Se sabe que la curiosidad es innata en los niños. Lo que ocurre en estos ambientes es que los materiales despiertan su curiosidad e interés. En este proceso cada niño se convierte en generador de su propio conocimiento, la motivación es intrínseca y el aprendizaje se produce de forma natural. Estos materiales favorecen la autonomía del niño, pues la mayoría de ellos son autocorrectivos e incorporan el error como parte esencial del proceso de aprendizaje. Si se le deja al propio niño volver al material que en un primer momento no pudo resolver, en la siguiente ocasión, es muy probable, que pueda resolverlo. Gracias a la repetición y a la concentración podrá alcanzar su objetivo. Al lograrlo no sólo desarrollará su autonomía y sentido de constancia, sino que le proporcionará una base firme para su seguridad y autoestima.

En la escuela tradicional el profesor tiene el papel principal y es el transmisor del conocimiento. En un espacio Montessori, el niño es el protagonista del proceso de enseñanza-aprendizaje; el maestro se convierte en un actor secundario, figura al que se llama guía o acompañante, y que se encarga de diseñar el ambiente para que sea estimulante, al mismo tiempo que observa atentamente los procesos de los niños. Esta observación es esencial para discernir cuándo intervenir y cuándo no. El maestro es el encargado de crear un ambiente cálido, seguro, cariñoso pero firme, interesante y respetuoso. La libertad viene de la mano de una acción responsable en todos los sentidos: por eso se trabaja, poco a poco, el desarrollo de la voluntad y la autodisciplina, entendiendo ‘disciplina’ como la capacidad de las personas para regular y modificar su propia conducta desde su interior.

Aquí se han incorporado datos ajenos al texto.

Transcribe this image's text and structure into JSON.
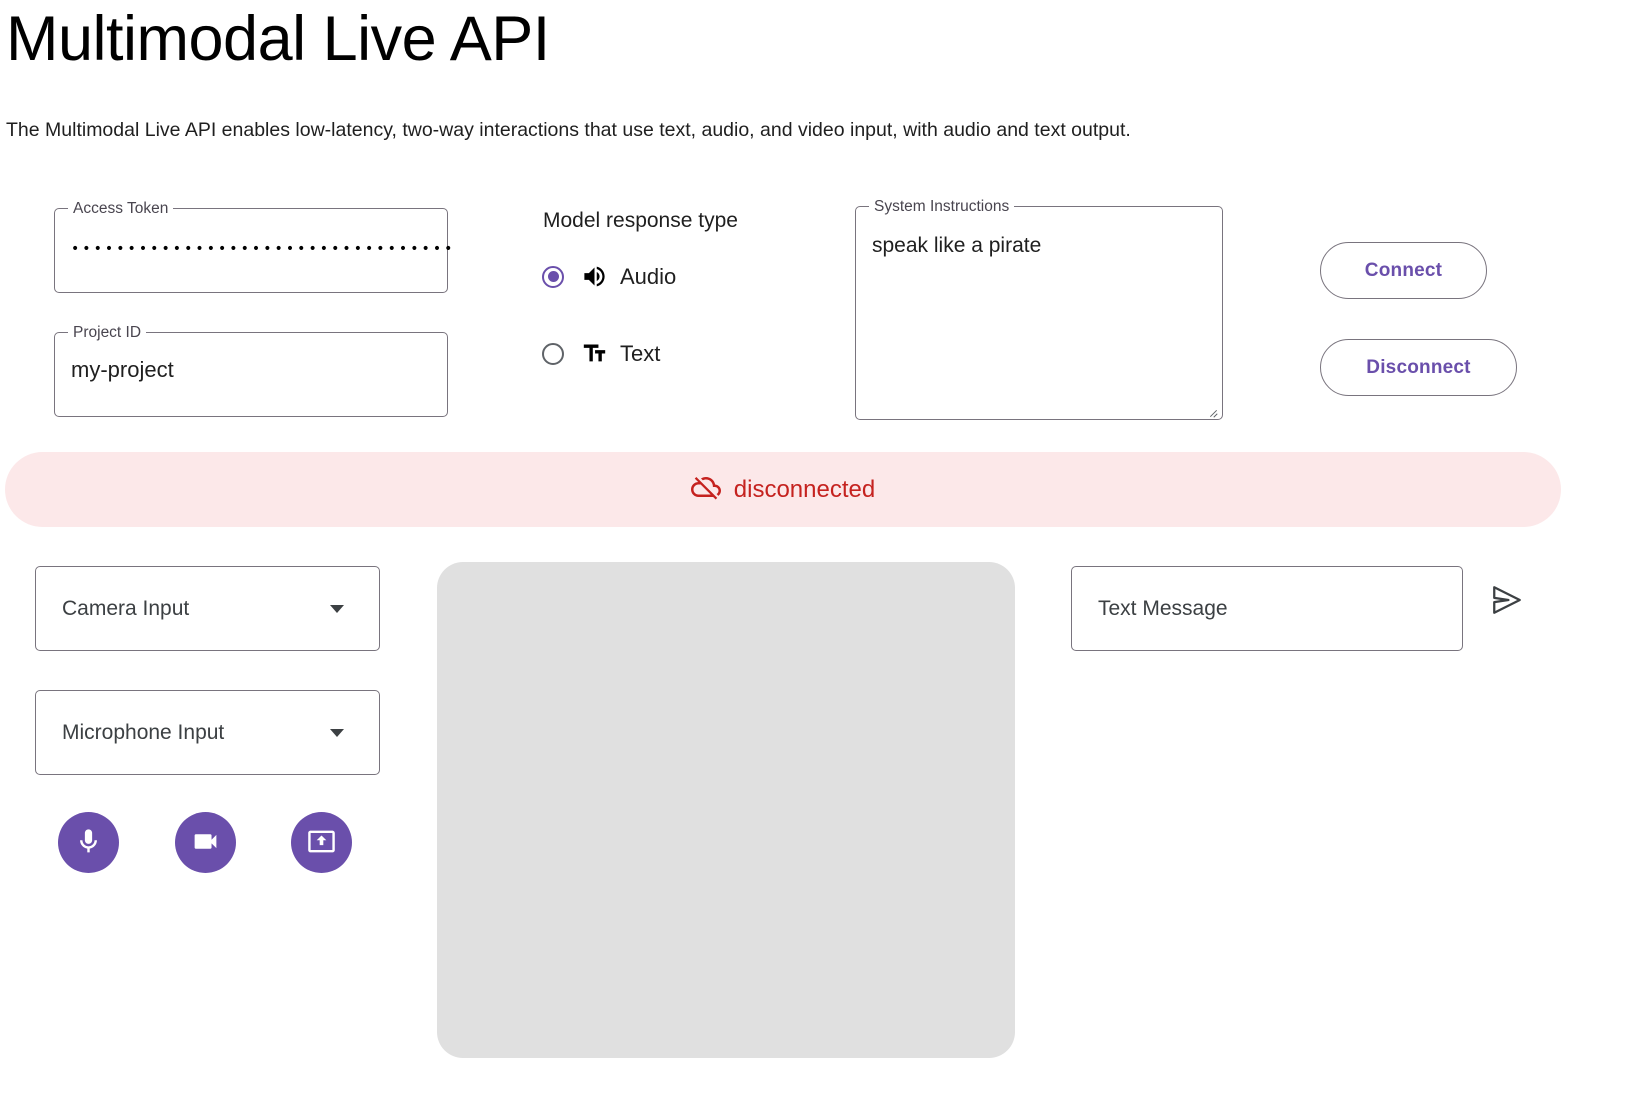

El trabajo puede ser individual, dirigido o cooperativo. Especialmente a partir de primaria es importante el crecimiento social e intelectual a través de la interacción con compañeros y amigos de diferentes edades. Las aulas multigrado permiten una mayor autonomía y enriquecen el aprendizaje: los mayores refuerzan sus conocimientos al enseñar a los pequeños y los pequeños aprenden de los mayores.

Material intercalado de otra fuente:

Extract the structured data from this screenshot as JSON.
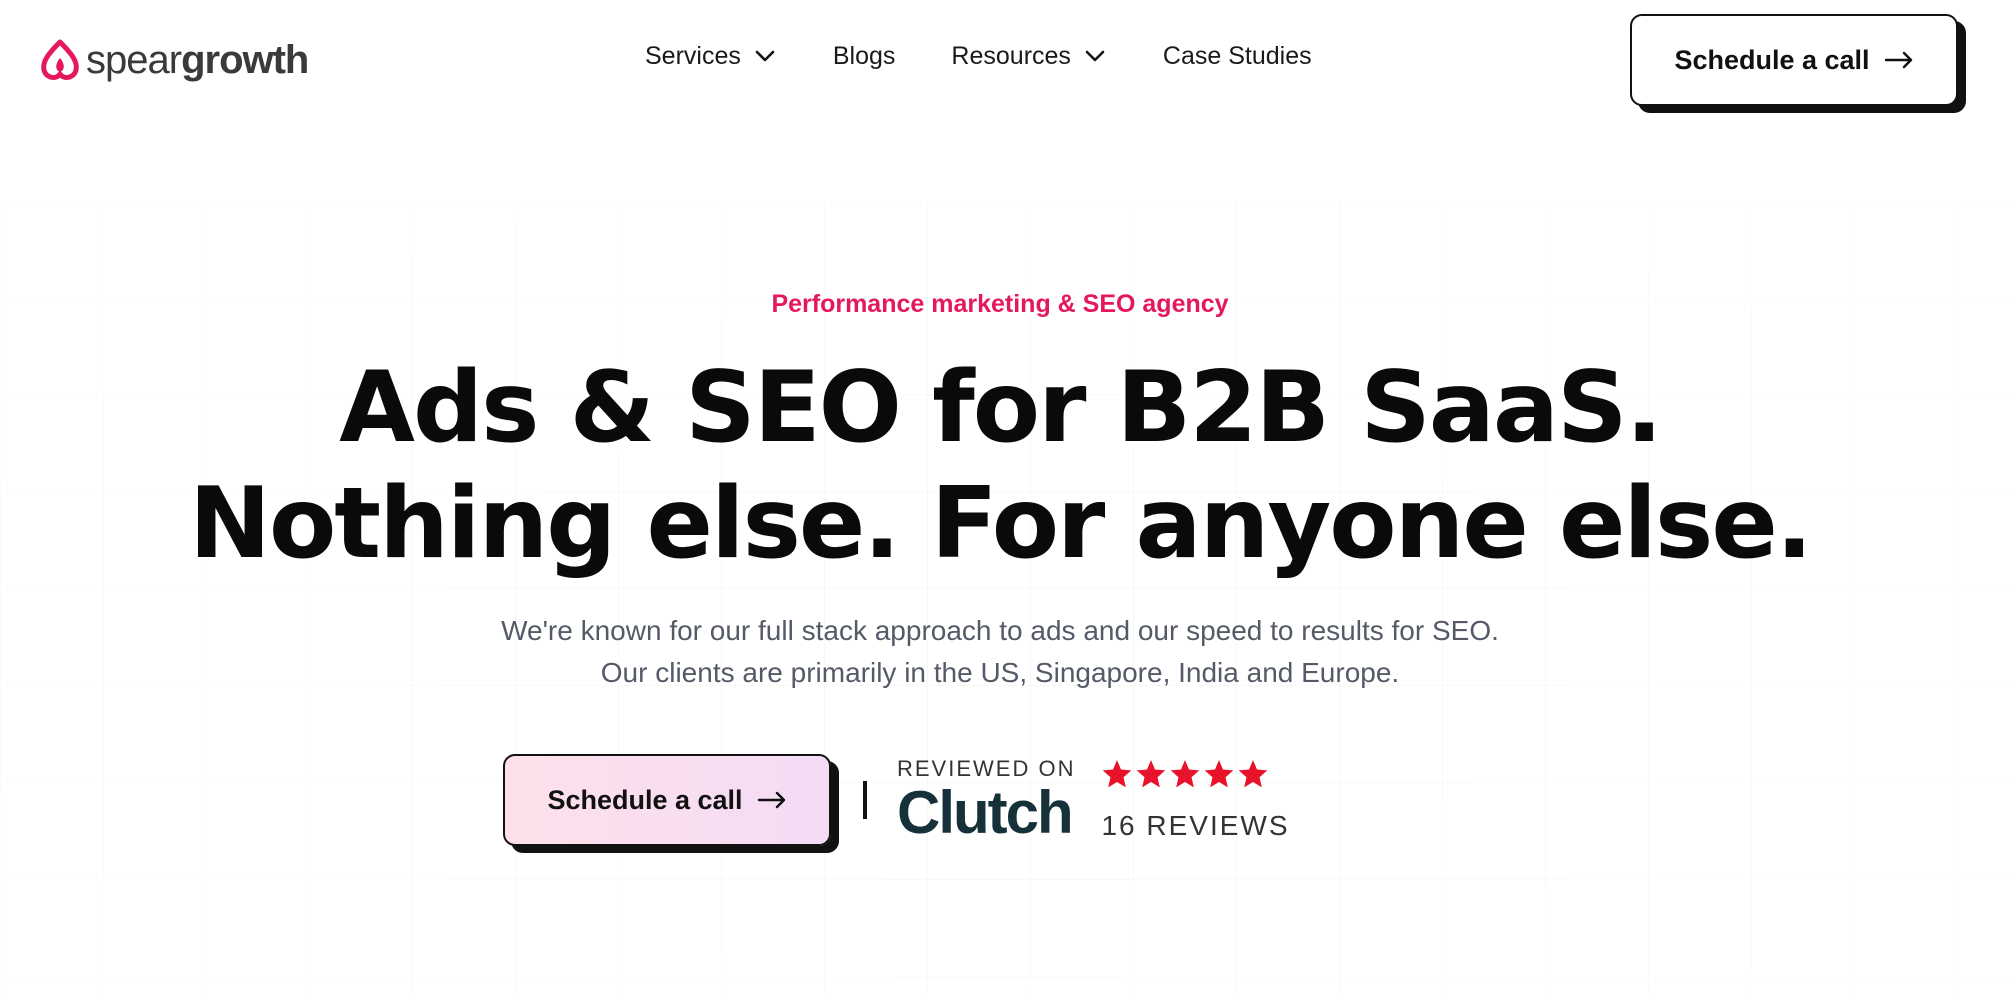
{
  "brand": {
    "logo_text_light": "spear",
    "logo_text_bold": "growth",
    "accent_color": "#e5175f"
  },
  "nav": {
    "items": [
      {
        "label": "Services",
        "has_dropdown": true
      },
      {
        "label": "Blogs",
        "has_dropdown": false
      },
      {
        "label": "Resources",
        "has_dropdown": true
      },
      {
        "label": "Case Studies",
        "has_dropdown": false
      }
    ],
    "cta_label": "Schedule a call",
    "cta_icon": "arrow-right-icon"
  },
  "hero": {
    "eyebrow": "Performance marketing & SEO agency",
    "headline_line1": "Ads & SEO for B2B SaaS.",
    "headline_line2": "Nothing else. For anyone else.",
    "sub_line1": "We're known for our full stack approach to ads and our speed to results for SEO.",
    "sub_line2": "Our clients are primarily in the US, Singapore, India and Europe.",
    "cta_label": "Schedule a call"
  },
  "review": {
    "reviewed_on": "REVIEWED ON",
    "platform": "Clutch",
    "stars": 5,
    "star_color": "#e8132a",
    "count_text": "16 REVIEWS"
  }
}
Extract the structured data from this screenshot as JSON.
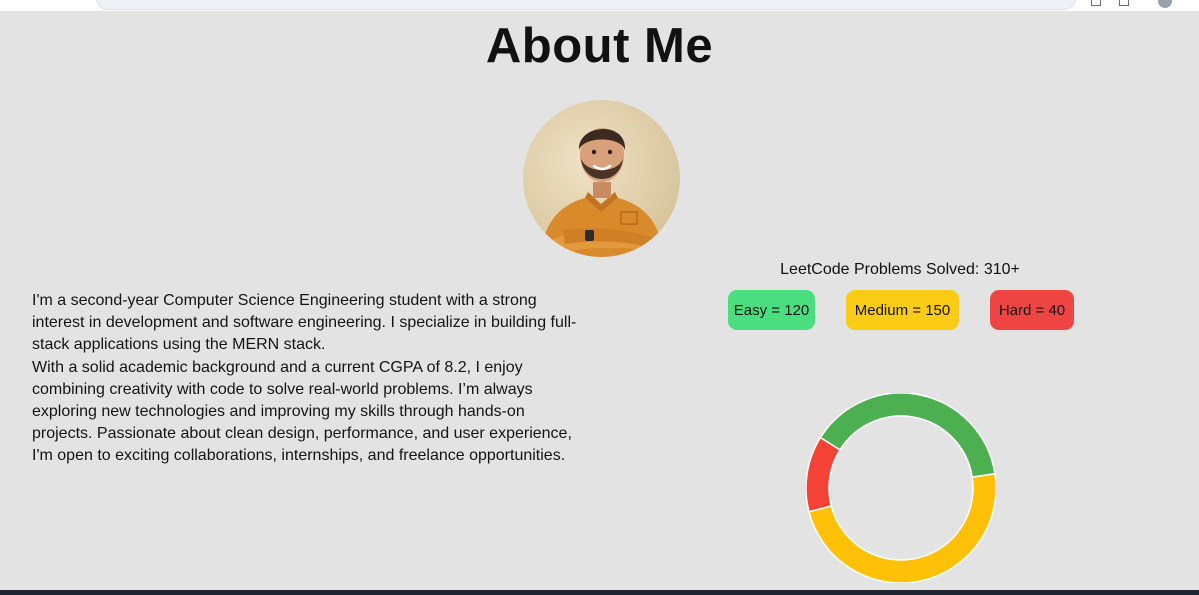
{
  "page": {
    "title": "About Me"
  },
  "bio": {
    "paragraph1": "I'm a second-year Computer Science Engineering student with a strong interest in development and software engineering. I specialize in building full-stack applications using the MERN stack.",
    "paragraph2": "With a solid academic background and a current CGPA of 8.2, I enjoy combining creativity with code to solve real-world problems. I’m always exploring new technologies and improving my skills through hands-on projects. Passionate about clean design, performance, and user experience, I'm open to exciting collaborations, internships, and freelance opportunities."
  },
  "leetcode": {
    "title": "LeetCode Problems Solved: 310+",
    "easy_label": "Easy = 120",
    "medium_label": "Medium = 150",
    "hard_label": "Hard = 40"
  },
  "colors": {
    "easy": "#4caf50",
    "medium": "#ffc107",
    "hard": "#f44336",
    "background": "#e3e3e3"
  },
  "chart_data": {
    "type": "pie",
    "variant": "doughnut",
    "categories": [
      "Easy",
      "Medium",
      "Hard"
    ],
    "values": [
      120,
      150,
      40
    ],
    "colors": [
      "#4caf50",
      "#ffc107",
      "#f44336"
    ],
    "legend": "none"
  }
}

En conclusión, podemos decir que la educación Montessori es una educación para la vida, que pone el énfasis en la autonomía, la autogestión, la cooperación y el respeto. Junto con la guía del maestro experto y formado, se prepara a los niños y jóvenes para poder desplegar sus capacidades de aprendizaje y aplicarlas a lo largo de su vida en los diferentes contextos sociales y culturales en los que se encuentren.